Jogging through the streets of her London neighborhood had in no way prepared her for the West Coast. It’d take her body time to remember that this land was in her blood. Which meant the cop had been right to tell her not to assume she could do everything she’d once done—and somehow, that pissed her off.
Poor cop, she thought. He was taking the brunt of all her anger, all her cold fury.
“She wouldn’t have gone this deep,” Vincent said from behind her, his voice certain. “It’s too far for her to have been able to get back before dark and she’s smart enough not to try to run these trails after sunset. The visibility just ends—you can’t even see your hand in front of your face.”

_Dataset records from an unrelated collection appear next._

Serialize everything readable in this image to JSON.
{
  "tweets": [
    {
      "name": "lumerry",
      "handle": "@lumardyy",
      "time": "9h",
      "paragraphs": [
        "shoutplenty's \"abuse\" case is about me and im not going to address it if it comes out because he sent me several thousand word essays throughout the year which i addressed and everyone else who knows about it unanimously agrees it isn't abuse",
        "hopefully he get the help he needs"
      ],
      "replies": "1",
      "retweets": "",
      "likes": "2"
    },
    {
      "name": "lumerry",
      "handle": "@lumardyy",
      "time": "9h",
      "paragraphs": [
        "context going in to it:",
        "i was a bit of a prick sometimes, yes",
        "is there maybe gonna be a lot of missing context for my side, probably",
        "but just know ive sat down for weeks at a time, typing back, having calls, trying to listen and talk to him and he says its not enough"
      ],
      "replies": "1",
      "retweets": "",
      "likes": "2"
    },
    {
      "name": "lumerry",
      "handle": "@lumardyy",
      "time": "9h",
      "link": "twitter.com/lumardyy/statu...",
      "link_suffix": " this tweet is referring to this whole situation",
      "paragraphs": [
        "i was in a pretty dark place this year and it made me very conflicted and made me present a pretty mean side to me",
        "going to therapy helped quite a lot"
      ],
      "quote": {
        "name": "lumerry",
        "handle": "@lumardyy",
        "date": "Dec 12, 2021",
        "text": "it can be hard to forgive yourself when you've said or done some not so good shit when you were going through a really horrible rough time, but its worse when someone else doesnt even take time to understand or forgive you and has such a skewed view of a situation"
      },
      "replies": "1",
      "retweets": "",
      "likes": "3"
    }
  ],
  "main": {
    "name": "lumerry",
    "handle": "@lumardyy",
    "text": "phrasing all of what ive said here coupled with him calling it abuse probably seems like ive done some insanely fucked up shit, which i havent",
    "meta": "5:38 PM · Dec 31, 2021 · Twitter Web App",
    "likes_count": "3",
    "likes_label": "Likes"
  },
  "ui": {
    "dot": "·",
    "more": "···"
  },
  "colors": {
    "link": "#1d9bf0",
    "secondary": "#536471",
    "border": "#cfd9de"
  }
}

Bowing to his greater current knowledge, Anahera turned and they began to make their way back to the fork, from where they searched the left-hand track before going over an area others had already searched.
But lunchtime came and went, the helicopter landed, and still there was no sign of what had happened to a luminous, laughing girl named Miriama.
17
Will rubbed his face as he sat inside the hastily built police station; the place was just big enough for his desk and a filing cabinet. He’d told the searchers to stand down that afternoon, when it became obvious they’d covered every possible area that Miriama could’ve reached on foot. He’d gone over that suspicious part of the cliffs above the whirlpool, but like the searcher had said, while someone had walked there, there was no sign of anything untoward.
No drag marks, no blood, no clumps torn out in a desperate attempt to grab hold of safety. Nothing but indications of recent passage—the same in the trees behind it. He’d also walked the bush trail that opened up near that spot, but multiple teams of volunteers had already walked through it and there was nothing to see but tamped-down leaf litter.
Will also kept coming around to the fact that Miriama was too smart to have gone that close to the deadly edge above the whirlpool.
He’d known the searchers wouldn’t follow his order to stand down, but he’d needed to give it so he’d have a better chance of talking his superiors into treating this as a serious incident.